War Babies: White Side/Chinese Side
And, to come back around to the beginning, I must look again at our myth of origins: War-- because it is also the story of my family. As I mentioned earlier, my Uncle married a woman, Annick, my Auntie Nickie, who is the child of a French military officer and a Vietnamese mother, a native of Da Nang. I am reasonably certain her parents would never have met had it not been for the French colonial occupation of “Indochina.” I’m also fairly certain that she would never have met my Uncle if she were not of mixed heritage. Unlike her siblings of two Vietnamese parents, Auntie Nickie was able, at age 18, to leave Vietnam for Japan. Eventually, she found her way to Bangkok and worked at a bank, where she met my Uncle Robert. Their children, my three cousins, have been educated at French schools in Bangkok and boarding schools in Sydney (the family tradition continued). I’ve bugged my cousins about their identity. After saying, “I don’t know, I’ve never really thought about it,” they admit they don’t feel particularly Vietnamese. They know they are not French, although culturally they feel connected because of their education. They are Chinese, but only in the way that so many people in the world outside of China and Taiwan are Chinese (for more on that, read the excellent collection by Ien Ang, On Not Speaking Chinese). They actually consider themselves Thai, but not really Thai, since they have a fake Thai surname (a law in Thailand for citizenship purposes) and they do sometimes use their Thai personal names in addition to their French personal names.

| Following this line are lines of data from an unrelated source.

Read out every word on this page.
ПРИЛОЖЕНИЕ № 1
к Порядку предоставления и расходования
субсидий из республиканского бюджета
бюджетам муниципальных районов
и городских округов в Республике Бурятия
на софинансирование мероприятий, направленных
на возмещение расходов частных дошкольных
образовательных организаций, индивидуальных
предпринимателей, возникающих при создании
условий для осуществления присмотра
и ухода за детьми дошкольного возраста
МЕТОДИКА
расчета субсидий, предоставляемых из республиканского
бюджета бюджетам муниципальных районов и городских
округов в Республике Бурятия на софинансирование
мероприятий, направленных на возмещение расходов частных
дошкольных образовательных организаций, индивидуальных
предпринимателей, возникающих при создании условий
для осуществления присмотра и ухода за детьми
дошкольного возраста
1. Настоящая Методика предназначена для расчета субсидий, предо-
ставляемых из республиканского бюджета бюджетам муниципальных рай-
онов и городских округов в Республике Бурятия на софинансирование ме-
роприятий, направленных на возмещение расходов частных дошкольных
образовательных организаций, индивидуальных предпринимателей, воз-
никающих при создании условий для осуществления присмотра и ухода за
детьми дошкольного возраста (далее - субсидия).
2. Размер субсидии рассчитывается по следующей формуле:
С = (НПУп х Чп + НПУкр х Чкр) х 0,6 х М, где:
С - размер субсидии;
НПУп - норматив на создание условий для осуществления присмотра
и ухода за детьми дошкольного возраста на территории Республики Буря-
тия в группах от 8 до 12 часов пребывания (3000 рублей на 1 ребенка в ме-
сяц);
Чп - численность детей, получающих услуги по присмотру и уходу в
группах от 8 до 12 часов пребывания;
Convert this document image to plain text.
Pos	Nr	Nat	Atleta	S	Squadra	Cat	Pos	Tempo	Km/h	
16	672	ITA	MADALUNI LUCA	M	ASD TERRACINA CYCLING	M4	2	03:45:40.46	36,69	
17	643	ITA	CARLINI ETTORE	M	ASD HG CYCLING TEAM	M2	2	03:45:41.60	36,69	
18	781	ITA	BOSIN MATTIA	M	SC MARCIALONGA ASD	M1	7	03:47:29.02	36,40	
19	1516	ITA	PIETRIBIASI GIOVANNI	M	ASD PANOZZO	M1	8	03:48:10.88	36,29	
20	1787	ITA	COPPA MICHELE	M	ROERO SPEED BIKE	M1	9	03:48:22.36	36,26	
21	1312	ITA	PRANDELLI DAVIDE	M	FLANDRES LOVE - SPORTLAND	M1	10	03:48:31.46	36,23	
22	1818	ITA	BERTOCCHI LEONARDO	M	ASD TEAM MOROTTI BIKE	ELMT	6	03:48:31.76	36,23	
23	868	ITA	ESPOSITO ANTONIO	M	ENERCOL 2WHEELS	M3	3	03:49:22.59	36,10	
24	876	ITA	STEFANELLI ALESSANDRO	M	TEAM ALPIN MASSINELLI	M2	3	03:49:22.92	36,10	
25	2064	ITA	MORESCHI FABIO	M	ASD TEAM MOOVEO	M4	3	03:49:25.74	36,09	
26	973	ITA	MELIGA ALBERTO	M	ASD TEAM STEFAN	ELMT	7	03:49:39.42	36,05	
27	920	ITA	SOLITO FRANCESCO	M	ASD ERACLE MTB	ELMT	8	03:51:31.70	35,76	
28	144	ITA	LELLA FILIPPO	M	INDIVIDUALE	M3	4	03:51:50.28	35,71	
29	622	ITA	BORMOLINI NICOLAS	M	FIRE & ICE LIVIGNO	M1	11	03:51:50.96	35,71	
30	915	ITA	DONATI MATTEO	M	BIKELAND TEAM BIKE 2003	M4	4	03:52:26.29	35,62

 All my cousins on my mother’s side of the family are mixed, except for the latest addition, who is “pure” Shanghainese, according to his father, my Uncle Rudolf.  I say, “my mother’s side” though I have just as often called it, “my Chinese side.” Inaccurately, as it turns out. But things change, and sometimes it takes our minds a while to catch up. I’m the eldest of all my cousins, so for a time it made sense to call it, “My Chinese side,” and this is often how other multiple heritage people refer to their families: by sides, as though it were a chess game. And as though their families were color-coded.
 My “white side” is also a fallacy. For one thing, I’m part of that family, too, so, because I’m not white it can’t be white, either. But for another thing, my Korean cousin comes from my “white side.” Yes, this is another war story.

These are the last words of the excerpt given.